Like the perfect sofa (barely squeezing through the front door), taking over the entire room.
Or the 4ft-long coffee table that you keep knocking your legs on each time you walk around it.
Before you even start buying, check the right scale, measure up and think about how you want to make the most of your space.
If your room is too compact for a conventional dining table, try a round one.
And if the sofa doesn’t fit snug against the wall, go for a corner sofa to maximise space.
The same goes for ‘too small’ furniture that looks tiny in a large living space.
Mirrors reflect light and are one of the best ways to instantly make your tiny space feel open and airy, especially if they are opposite a window.

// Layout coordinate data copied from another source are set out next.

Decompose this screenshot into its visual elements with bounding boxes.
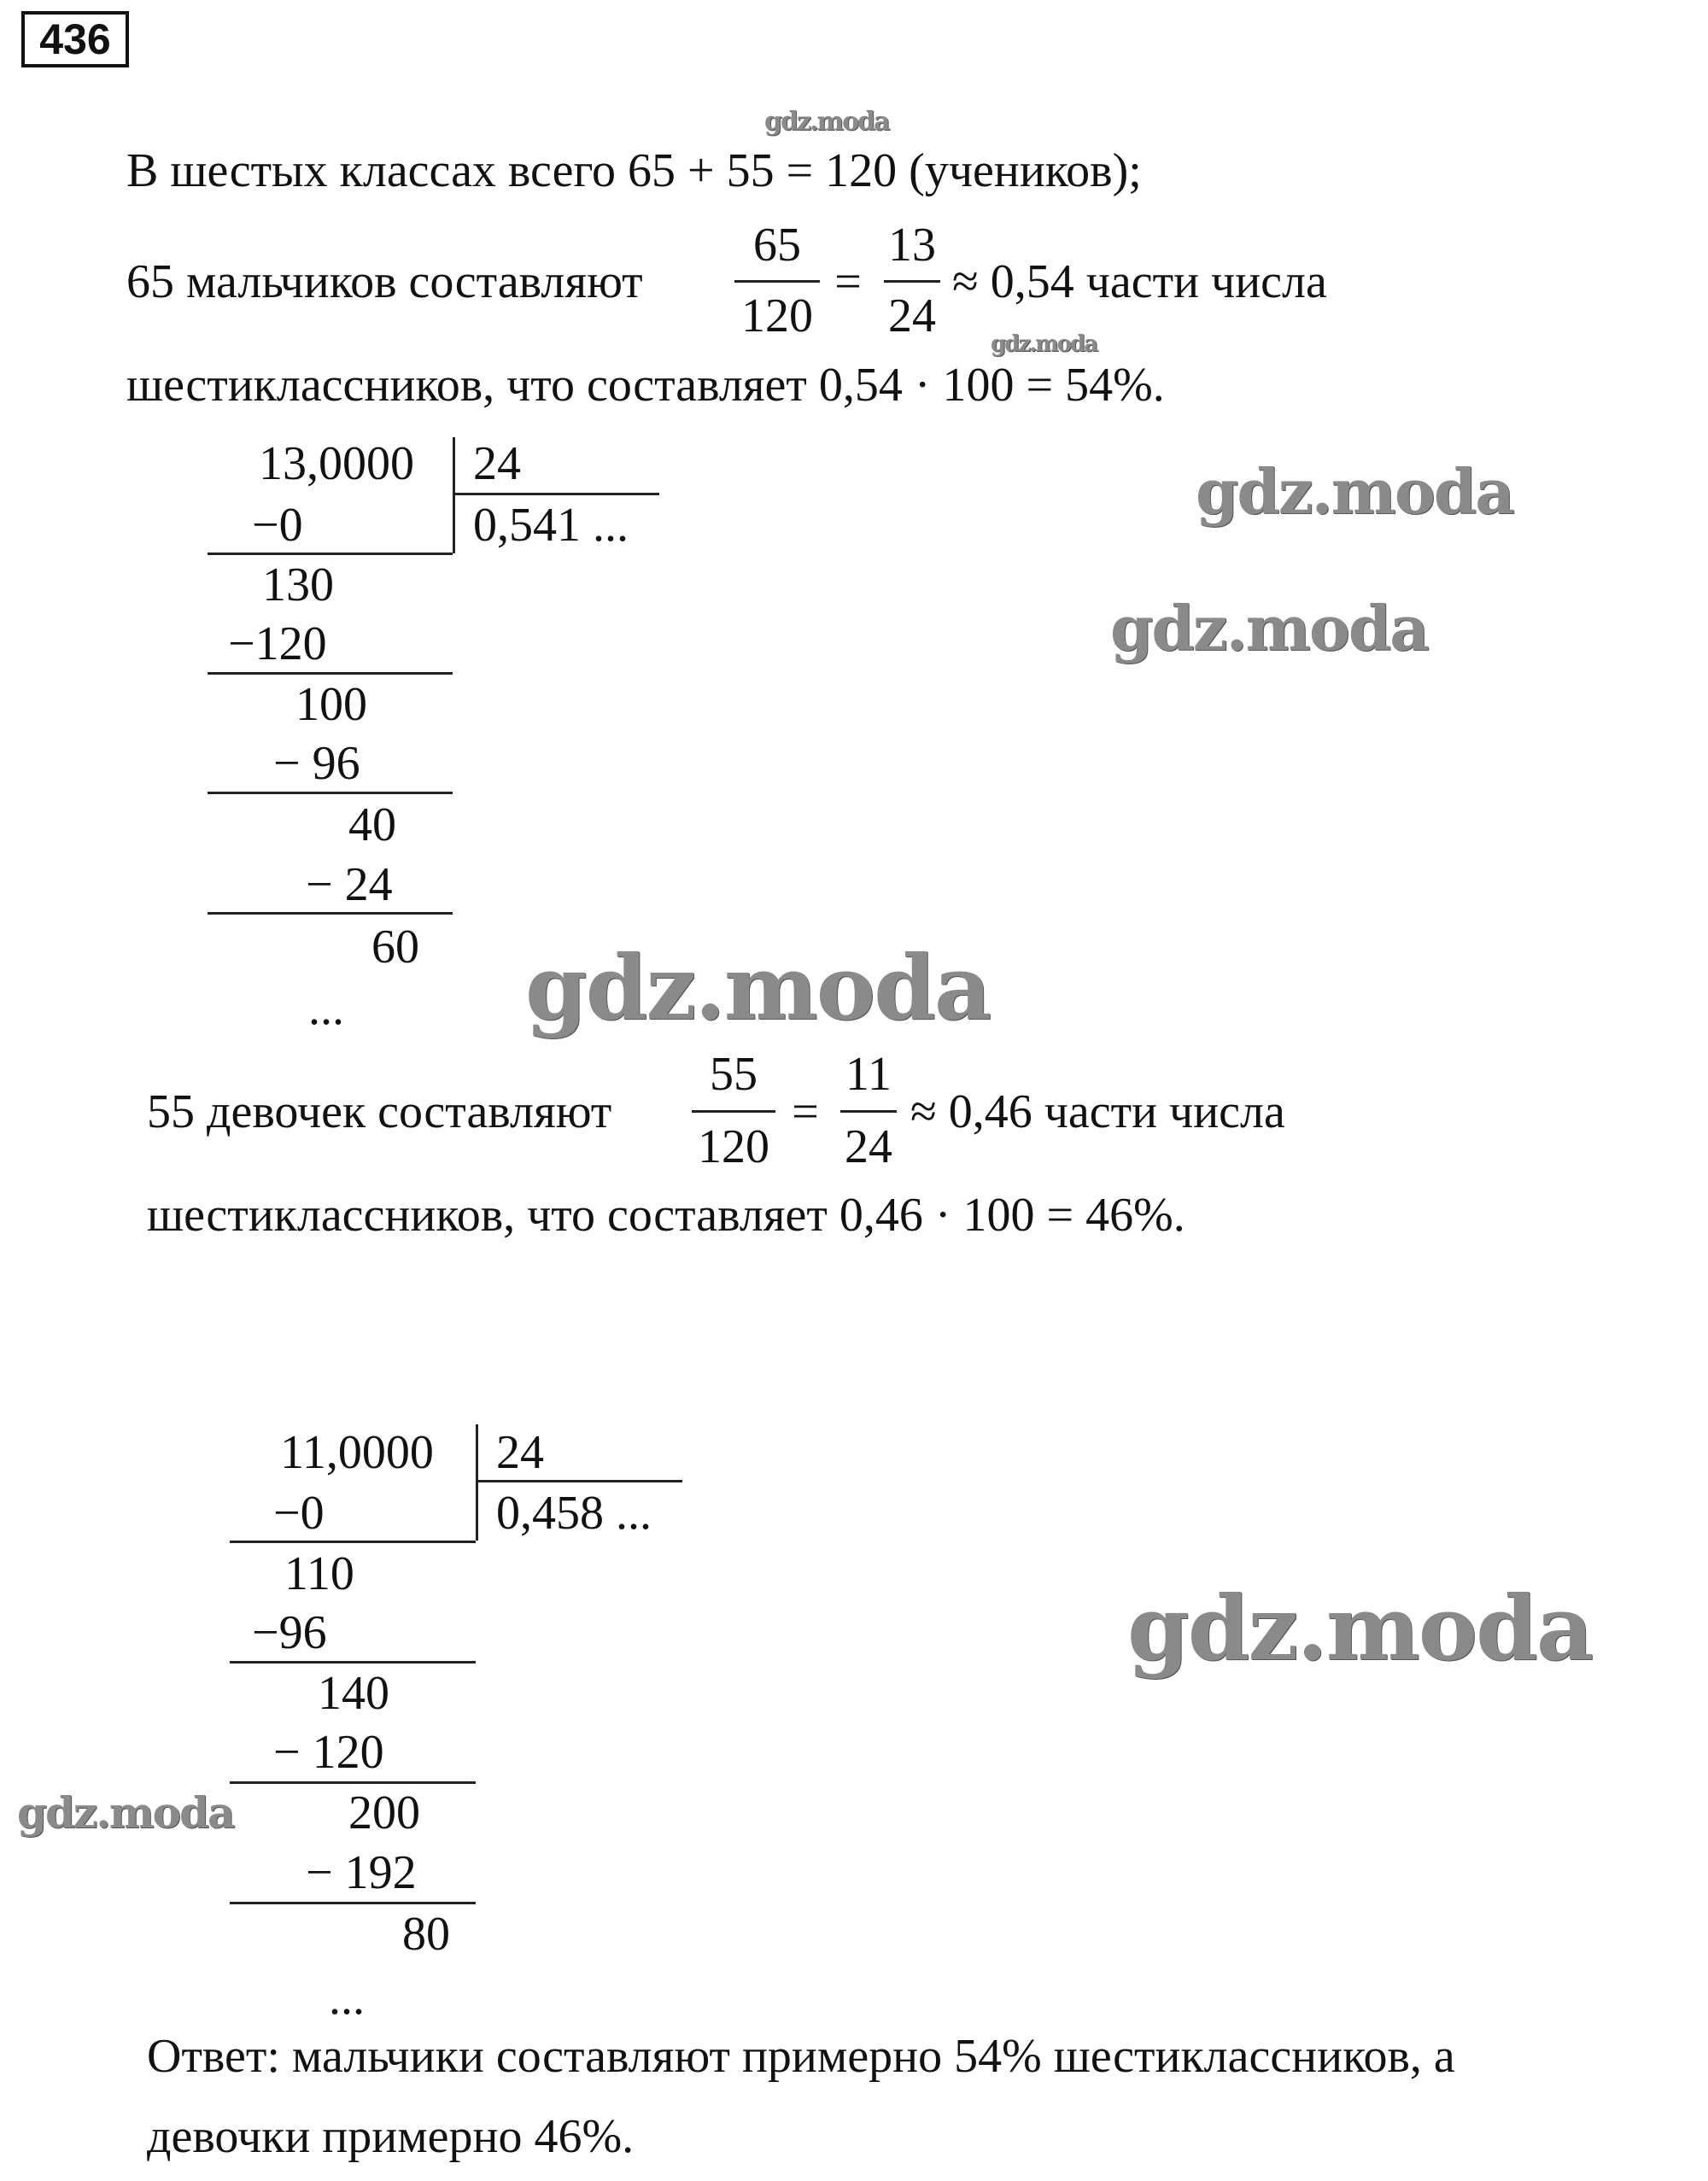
division-line [208, 912, 453, 915]
division-line [230, 1541, 476, 1543]
equals-sign: = [792, 1085, 819, 1138]
division2-row: ... [329, 1972, 365, 2025]
division-divisor-line [476, 1480, 682, 1482]
fraction-bar [734, 280, 820, 283]
division1-row: − 24 [306, 858, 393, 911]
girls-frac2-denominator: 24 [845, 1120, 892, 1173]
boys-frac2-numerator: 13 [888, 219, 936, 272]
boys-result-line: шестиклассников, что составляет 0,54 · 100 = 54%. [126, 359, 1165, 412]
watermark: gdz.moda [1127, 1576, 1593, 1681]
division-vertical-line [476, 1424, 478, 1541]
division-line [208, 672, 453, 675]
division-divisor-line [453, 493, 659, 495]
division2-row: −96 [252, 1606, 327, 1659]
watermark: gdz.moda [764, 107, 889, 137]
division2-row: 110 [284, 1547, 354, 1600]
division1-row: − 96 [273, 737, 360, 790]
fraction-bar [884, 280, 940, 283]
boys-frac1-numerator: 65 [753, 219, 801, 272]
answer-line-2: девочки примерно 46%. [147, 2110, 635, 2163]
division1-row: 40 [348, 798, 396, 851]
intro-line: В шестых классах всего 65 + 55 = 120 (учеников); [126, 144, 1142, 197]
watermark: gdz.moda [1196, 455, 1513, 528]
watermark: gdz.moda [17, 1787, 234, 1838]
division-line [208, 792, 453, 794]
division-vertical-line [453, 437, 455, 553]
girls-frac1-denominator: 120 [698, 1120, 769, 1173]
division-line [230, 1661, 476, 1664]
fraction-bar [840, 1110, 897, 1113]
division2-row: 80 [402, 1908, 450, 1961]
division2-quotient: 0,458 ... [496, 1487, 652, 1540]
watermark: gdz.moda [1110, 592, 1428, 664]
division2-divisor: 24 [496, 1426, 544, 1479]
watermark: gdz.moda [991, 331, 1097, 357]
division-line [230, 1781, 476, 1784]
watermark: gdz.moda [525, 935, 991, 1040]
girls-prefix: 55 девочек составляют [147, 1085, 612, 1138]
girls-frac1-numerator: 55 [710, 1048, 757, 1101]
division-line [230, 1902, 476, 1904]
fraction-bar [692, 1110, 775, 1113]
division2-row: −0 [273, 1487, 325, 1540]
division1-quotient: 0,541 ... [473, 499, 629, 552]
division-line [208, 553, 453, 555]
division1-dividend: 13,0000 [259, 437, 414, 490]
division1-row: 100 [295, 678, 367, 731]
division2-row: 200 [348, 1786, 420, 1839]
boys-prefix: 65 мальчиков составляют [126, 255, 643, 308]
boys-suffix: ≈ 0,54 части числа [952, 255, 1327, 308]
girls-result-line: шестиклассников, что составляет 0,46 · 100 = 46%. [147, 1189, 1185, 1242]
boys-frac1-denominator: 120 [741, 289, 813, 342]
task-number: 436 [21, 11, 129, 67]
division1-row: −120 [228, 617, 327, 670]
division1-row: 60 [371, 921, 419, 974]
boys-frac2-denominator: 24 [888, 289, 936, 342]
division2-row: − 192 [306, 1846, 417, 1899]
division1-divisor: 24 [473, 437, 521, 490]
division1-row: ... [308, 982, 344, 1035]
division2-dividend: 11,0000 [280, 1426, 434, 1479]
division1-row: −0 [252, 499, 303, 552]
equals-sign: = [834, 255, 862, 308]
girls-frac2-numerator: 11 [845, 1048, 892, 1101]
division2-row: 140 [318, 1667, 389, 1720]
division1-row: 130 [262, 558, 334, 611]
division2-row: − 120 [273, 1726, 384, 1779]
girls-suffix: ≈ 0,46 части числа [910, 1085, 1285, 1138]
answer-line-1: Ответ: мальчики составляют примерно 54% шестиклассников, а [147, 2030, 1455, 2083]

But any reflective surface such as stainless steel in the kitchen, glossy surfaces and metallic accessories will also do the trick.
A full-length mirror in a narrow and dingy hallway always makes the space seem brighter.
Furniture doesn’t always have to be on the ground taking up valuable floor space.
Depending on how strong your walls are, floating shelves, cabinets and storage units can be hung up.
My favourites are the floating box shelves and cupboards that are practical storage but also look attractive.
Just don’t forget to check what’s behind the wall before you start drilling holes everywhere.
Look out for wires for example, and measure up properly as you don’t want to create an eyesore.
For renters, do first check in your agreement if it’s allowed or face the wrath of your landlord.
In the nooks and corners
If you have any alcoves or recesses in your walls, you can use those for shelves or any display items.
Built-in bookshelves give you extra storage space without having a chunky piece of furniture protruding into the room.
Corners can be such a waste if not used properly. Whether it be an L-shaped sofa, TV cabinet or shelf, these ‘corner’ designs can fit neatly into the room and save you space.
Out of sight
Multi-purpose storage such as ottomans or blanket boxes are clever ways of hiding clutter as well as being comfortable seating.
You can get various sizes and styles that compliment your rooms and they are a great way to store children’s toys and keep the mess at bay.
If you don’t have space for a cumbersome coffee table, a nest of tables or smaller side tables, can tuck in neatly in a corner or be easily moved around the home.
Keep it neutral for smaller rooms
One of the most popular small living room ideas is the use of neutral colours on walls, floor, ceiling and furniture upholstery.
Tones like off-white or beige expand the space and also tend to illuminate a room by reflecting the light.
You could always add splashes of bold colour throughout with your décor.
A large colourful rug, vibrant cushions, accessories or wall art can compliment neutral walls, so it doesn’t feel too clinical and bland.
Off the rails
Hanging things on wall-mounted rails can be handy. You’ll have more counter space and it looks less cluttered.
People tend to do this in compact kitchens or bathrooms where storage is limited but you can use rails anywhere in the home.
Racks on the back of doors to either hang clothing or accessories are also really good.